Setup Samples Encoder R@1 R@5 R@10 R@50 Lift@50 Pos Sim Train Loss
Linear 1000 MLP 0.025 0.125 0.270 0.925 3.70x 0.7758 2.6304
Linear 1000 FT-Transformer 0.030 0.135 0.305 0.900 3.60x 0.8360 2.5074
Linear 2000 MLP 0.025 0.100 0.195 0.7475 5.98x 0.8304 2.4916
Linear 2000 FT-Transformer 0.015 0.1025 0.1825 0.6800 5.44x 0.8958 2.3236
Interaction 1000 MLP 0.025 0.105 0.210 0.685 2.74x 0.4580 2.9626
Interaction 1000 FT-Transformer 0.040 0.130 0.235 0.795 3.18x 0.5265 2.7065
Interaction 2000 MLP 0.025 0.155 0.250 0.8150 6.52x 0.7708 2.3643
Interaction 2000 FT-Transformer 0.010 0.0925 0.2175 0.6725 5.38x 0.7972 2.1039
Noisy 1000 MLP 0.030 0.090 0.200 0.685 2.74x 0.4477 3.0976
Noisy 1000 FT-Transformer 0.020 0.110 0.190 0.660 2.64x 0.2625 3.0341
Noisy 2000 MLP 0.010 0.055 0.1075 0.5125 4.10x 0.4121 3.0226
Noisy 2000 FT-Transformer 0.0175 0.0925 0.1575 0.5775 4.62x 0.3136 2.9554

6. What did I learn?

Linear setup

In the linear setup, the MLP was already highly competitive. FT-Transformer achieved higher positive-pair similarity and lower training loss, but it did not consistently improve retrieval ranking.

This suggests that for simple linear tabular-image relationships, a well-tuned MLP can be sufficient.

Interaction setup

At 1000 samples, FT-Transformer improved all main retrieval metrics compared with MLP:

  • R@1 improved from 0.025 to 0.040
  • R@5 improved from 0.105 to 0.130
  • R@10 improved from 0.210 to 0.235
  • R@50 improved from 0.685 to 0.795
  • Lift@50 improved from 2.74x to 3.18x

However, at 2000 samples, MLP achieved stronger retrieval ranking even though FT-Transformer still had higher positive similarity and lower training loss.

This shows that higher embedding similarity does not always translate into better top-k retrieval.

Noisy setup

With corrupted pairings, both models degraded.

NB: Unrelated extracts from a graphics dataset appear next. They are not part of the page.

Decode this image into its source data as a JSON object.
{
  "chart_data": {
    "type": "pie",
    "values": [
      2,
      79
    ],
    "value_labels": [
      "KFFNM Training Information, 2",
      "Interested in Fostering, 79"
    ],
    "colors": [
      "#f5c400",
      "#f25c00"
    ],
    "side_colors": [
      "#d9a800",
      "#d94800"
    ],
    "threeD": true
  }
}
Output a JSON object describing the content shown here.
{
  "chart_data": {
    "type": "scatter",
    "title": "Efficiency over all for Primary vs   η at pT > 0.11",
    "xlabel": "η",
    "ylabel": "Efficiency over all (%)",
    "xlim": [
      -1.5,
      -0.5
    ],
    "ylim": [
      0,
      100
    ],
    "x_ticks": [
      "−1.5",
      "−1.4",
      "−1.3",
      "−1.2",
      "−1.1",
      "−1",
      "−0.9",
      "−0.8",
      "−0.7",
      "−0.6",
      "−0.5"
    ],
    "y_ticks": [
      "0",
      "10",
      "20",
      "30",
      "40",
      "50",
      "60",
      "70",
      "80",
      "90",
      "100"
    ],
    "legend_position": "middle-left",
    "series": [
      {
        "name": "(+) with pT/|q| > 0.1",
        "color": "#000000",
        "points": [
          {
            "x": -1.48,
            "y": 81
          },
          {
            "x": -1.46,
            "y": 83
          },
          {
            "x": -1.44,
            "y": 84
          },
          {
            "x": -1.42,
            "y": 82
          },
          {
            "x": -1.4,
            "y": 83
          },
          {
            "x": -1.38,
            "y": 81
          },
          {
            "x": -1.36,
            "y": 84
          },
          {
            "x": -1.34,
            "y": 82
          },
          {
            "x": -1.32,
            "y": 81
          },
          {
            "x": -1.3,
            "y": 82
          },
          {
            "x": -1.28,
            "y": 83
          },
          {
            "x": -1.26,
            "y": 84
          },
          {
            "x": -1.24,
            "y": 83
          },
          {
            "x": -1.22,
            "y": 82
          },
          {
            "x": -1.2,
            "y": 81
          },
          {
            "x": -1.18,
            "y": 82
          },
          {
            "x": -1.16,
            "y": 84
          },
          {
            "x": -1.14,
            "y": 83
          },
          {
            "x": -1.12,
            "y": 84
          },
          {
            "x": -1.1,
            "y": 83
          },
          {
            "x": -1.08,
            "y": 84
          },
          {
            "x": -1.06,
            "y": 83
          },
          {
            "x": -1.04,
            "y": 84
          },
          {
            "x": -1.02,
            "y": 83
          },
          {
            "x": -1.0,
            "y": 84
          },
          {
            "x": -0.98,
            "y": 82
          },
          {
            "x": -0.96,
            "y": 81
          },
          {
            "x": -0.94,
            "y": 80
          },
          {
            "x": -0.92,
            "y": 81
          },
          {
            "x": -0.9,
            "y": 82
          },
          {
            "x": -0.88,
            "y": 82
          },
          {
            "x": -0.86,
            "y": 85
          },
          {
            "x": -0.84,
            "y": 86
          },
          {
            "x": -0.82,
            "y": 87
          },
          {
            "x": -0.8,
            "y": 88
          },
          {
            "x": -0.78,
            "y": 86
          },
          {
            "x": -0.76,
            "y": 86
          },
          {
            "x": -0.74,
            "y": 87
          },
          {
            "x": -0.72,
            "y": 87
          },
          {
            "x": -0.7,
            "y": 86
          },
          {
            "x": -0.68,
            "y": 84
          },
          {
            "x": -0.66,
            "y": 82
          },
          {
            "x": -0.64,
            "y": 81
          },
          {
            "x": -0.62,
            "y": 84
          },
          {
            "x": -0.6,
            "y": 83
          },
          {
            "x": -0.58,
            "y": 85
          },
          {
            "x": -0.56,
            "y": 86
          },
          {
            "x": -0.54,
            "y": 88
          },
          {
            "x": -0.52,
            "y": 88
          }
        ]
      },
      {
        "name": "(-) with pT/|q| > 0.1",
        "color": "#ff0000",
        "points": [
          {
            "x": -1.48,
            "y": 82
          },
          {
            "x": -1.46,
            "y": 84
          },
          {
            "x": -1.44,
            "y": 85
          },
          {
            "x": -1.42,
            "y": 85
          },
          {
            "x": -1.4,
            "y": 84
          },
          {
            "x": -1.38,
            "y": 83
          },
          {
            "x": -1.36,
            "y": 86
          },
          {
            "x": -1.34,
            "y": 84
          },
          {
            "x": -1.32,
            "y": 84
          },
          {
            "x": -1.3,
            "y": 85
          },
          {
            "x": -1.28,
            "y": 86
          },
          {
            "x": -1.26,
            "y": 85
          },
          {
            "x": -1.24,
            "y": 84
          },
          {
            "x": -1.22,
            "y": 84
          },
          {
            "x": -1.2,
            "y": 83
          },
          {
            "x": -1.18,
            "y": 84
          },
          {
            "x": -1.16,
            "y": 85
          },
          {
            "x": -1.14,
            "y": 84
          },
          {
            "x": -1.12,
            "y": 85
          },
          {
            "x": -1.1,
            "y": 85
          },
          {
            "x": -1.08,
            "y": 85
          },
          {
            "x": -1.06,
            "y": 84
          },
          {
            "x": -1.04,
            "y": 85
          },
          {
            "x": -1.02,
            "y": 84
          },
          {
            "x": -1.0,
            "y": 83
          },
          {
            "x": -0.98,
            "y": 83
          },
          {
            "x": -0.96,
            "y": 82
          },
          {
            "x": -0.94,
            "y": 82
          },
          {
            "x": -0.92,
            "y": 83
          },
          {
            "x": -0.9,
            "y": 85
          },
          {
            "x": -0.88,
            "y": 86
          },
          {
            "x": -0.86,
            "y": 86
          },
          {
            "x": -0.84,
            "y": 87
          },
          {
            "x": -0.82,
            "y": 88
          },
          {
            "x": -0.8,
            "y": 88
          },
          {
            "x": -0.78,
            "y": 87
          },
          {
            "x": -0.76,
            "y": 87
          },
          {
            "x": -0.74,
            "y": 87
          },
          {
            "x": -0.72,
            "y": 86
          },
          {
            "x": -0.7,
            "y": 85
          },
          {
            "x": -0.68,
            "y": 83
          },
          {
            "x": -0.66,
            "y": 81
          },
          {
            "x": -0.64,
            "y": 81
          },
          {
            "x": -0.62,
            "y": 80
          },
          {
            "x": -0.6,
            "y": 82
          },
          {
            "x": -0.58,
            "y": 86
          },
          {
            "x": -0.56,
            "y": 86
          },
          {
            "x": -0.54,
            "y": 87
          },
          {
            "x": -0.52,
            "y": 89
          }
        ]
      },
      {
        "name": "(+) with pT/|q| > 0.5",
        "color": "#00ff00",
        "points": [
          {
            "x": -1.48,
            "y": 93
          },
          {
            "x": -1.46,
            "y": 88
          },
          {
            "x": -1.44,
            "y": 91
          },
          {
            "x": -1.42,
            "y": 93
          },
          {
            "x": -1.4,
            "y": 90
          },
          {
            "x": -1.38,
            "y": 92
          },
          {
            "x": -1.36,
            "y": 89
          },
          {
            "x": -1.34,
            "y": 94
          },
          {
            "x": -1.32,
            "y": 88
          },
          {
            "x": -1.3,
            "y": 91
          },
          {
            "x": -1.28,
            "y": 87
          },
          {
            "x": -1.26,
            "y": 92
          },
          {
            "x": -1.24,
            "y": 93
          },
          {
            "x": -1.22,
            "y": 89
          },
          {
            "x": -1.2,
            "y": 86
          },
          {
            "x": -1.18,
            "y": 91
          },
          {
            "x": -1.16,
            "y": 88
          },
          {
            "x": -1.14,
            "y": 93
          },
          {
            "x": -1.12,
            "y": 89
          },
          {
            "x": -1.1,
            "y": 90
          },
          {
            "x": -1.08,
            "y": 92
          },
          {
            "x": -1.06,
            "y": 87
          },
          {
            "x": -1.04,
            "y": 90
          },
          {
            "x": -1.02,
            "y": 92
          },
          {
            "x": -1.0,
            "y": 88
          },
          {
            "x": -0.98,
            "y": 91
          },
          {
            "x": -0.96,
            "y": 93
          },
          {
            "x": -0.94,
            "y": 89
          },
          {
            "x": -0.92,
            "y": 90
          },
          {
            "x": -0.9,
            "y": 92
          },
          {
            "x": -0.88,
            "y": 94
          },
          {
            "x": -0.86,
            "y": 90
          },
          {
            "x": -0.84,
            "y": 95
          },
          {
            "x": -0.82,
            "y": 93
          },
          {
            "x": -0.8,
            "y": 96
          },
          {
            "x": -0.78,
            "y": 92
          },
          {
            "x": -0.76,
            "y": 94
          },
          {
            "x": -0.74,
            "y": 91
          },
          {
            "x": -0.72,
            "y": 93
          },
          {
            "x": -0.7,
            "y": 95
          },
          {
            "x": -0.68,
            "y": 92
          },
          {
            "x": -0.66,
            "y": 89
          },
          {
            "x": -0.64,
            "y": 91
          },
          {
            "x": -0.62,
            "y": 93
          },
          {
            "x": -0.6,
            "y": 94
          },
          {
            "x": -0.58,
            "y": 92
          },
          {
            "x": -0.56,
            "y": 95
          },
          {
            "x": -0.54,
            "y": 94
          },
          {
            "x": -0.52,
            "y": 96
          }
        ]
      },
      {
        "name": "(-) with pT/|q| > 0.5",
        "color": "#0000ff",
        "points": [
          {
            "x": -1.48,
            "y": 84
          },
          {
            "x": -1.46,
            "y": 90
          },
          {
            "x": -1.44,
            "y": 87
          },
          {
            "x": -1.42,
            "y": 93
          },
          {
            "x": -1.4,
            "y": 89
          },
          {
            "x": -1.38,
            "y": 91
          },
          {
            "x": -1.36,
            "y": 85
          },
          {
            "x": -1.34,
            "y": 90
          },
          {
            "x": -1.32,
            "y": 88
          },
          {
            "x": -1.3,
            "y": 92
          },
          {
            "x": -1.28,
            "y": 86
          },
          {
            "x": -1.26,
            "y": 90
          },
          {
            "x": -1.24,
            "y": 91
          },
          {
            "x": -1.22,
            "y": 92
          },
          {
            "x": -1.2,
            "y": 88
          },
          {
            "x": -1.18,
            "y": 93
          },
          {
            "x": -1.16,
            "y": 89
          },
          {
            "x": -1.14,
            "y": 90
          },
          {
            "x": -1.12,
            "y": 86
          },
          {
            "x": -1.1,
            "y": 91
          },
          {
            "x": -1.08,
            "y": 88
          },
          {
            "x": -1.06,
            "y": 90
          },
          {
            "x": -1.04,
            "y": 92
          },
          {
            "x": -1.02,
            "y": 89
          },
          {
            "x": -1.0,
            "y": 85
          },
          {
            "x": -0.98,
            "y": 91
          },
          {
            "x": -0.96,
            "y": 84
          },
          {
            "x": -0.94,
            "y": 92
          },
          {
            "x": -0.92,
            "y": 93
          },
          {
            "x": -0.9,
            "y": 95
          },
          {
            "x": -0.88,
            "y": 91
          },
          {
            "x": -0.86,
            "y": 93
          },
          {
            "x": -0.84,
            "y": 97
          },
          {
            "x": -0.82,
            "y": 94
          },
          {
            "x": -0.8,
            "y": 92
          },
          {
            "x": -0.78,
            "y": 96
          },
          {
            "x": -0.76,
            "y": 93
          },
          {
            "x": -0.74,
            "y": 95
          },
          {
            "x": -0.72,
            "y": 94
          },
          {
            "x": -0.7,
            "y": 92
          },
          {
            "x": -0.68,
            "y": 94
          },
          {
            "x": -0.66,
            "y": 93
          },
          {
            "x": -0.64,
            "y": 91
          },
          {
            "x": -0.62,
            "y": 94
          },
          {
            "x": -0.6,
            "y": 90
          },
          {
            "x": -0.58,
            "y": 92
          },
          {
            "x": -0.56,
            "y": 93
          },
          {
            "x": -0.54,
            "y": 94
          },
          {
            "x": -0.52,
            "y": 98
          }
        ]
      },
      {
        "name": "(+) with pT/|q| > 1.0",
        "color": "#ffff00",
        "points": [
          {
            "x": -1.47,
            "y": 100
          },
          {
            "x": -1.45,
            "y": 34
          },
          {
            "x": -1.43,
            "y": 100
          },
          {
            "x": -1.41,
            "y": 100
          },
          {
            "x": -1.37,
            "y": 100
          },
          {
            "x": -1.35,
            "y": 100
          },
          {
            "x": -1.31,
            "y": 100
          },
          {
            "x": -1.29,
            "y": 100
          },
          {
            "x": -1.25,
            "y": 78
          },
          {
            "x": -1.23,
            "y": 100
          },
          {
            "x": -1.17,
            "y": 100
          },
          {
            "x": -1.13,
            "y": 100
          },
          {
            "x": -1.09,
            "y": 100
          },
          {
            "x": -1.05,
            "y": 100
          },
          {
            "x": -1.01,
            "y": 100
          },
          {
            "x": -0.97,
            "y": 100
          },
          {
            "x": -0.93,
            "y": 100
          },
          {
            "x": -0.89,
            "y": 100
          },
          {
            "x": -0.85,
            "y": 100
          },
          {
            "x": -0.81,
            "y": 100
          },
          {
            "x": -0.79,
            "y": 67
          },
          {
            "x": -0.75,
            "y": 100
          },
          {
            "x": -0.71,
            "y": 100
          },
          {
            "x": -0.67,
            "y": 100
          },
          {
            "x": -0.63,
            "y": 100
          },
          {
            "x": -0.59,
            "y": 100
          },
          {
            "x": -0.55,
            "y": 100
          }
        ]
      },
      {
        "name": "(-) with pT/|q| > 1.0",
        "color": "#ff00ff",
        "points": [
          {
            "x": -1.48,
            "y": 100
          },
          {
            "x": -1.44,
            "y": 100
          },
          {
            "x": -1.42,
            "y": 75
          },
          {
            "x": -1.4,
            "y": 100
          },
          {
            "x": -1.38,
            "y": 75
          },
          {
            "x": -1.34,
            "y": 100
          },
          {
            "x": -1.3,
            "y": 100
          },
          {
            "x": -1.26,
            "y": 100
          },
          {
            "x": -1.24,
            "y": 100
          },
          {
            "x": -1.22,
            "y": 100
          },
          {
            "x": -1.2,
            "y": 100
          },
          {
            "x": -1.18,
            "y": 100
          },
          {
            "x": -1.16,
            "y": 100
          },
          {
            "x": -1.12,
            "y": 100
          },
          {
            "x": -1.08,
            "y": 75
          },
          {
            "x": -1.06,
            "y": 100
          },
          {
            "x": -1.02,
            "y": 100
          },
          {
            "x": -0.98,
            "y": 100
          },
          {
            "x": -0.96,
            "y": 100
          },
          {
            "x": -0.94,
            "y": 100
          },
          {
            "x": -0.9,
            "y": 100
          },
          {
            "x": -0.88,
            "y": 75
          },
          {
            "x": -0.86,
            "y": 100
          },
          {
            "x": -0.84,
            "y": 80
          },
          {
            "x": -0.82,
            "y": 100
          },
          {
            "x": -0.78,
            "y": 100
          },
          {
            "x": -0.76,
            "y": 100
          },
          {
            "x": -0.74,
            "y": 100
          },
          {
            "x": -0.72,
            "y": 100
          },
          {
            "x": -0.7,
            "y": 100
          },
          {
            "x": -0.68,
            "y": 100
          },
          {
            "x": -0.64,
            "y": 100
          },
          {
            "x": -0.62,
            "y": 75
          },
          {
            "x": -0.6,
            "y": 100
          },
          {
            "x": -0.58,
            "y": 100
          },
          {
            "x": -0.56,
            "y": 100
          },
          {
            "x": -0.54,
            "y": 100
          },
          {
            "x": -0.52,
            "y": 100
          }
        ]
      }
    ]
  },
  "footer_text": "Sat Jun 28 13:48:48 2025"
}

FT-Transformer improved several top-k metrics at 2000 samples, but MLP remained competitive at 1000 samples.

This supports an important conclusion: better encoder architecture cannot fully compensate for noisy or weak pairing quality.

Main conclusion

FT-Transformer did not universally outperform MLP. Its advantage depended on the data pattern, sample size, and pairing quality.

The strongest lesson from this experiment is that representation learning performance is controlled by both architecture and data construction. A more expressive encoder can improve alignment, but retrieval quality still depends heavily on clean pairing and evaluation design.

7. Limitations

  • The dataset is synthetic and does not represent clinical performance.
  • The generated images are controlled synthetic visual patterns rather than clinical medical images, so the results should be interpreted as method-behavior analysis rather than clinical performance.
  • Experiments were limited to 10 epochs.
  • The goal is method behavior analysis, not clinical diagnosis or deployment.
  • More seeds should be tested before making strong claims about model superiority.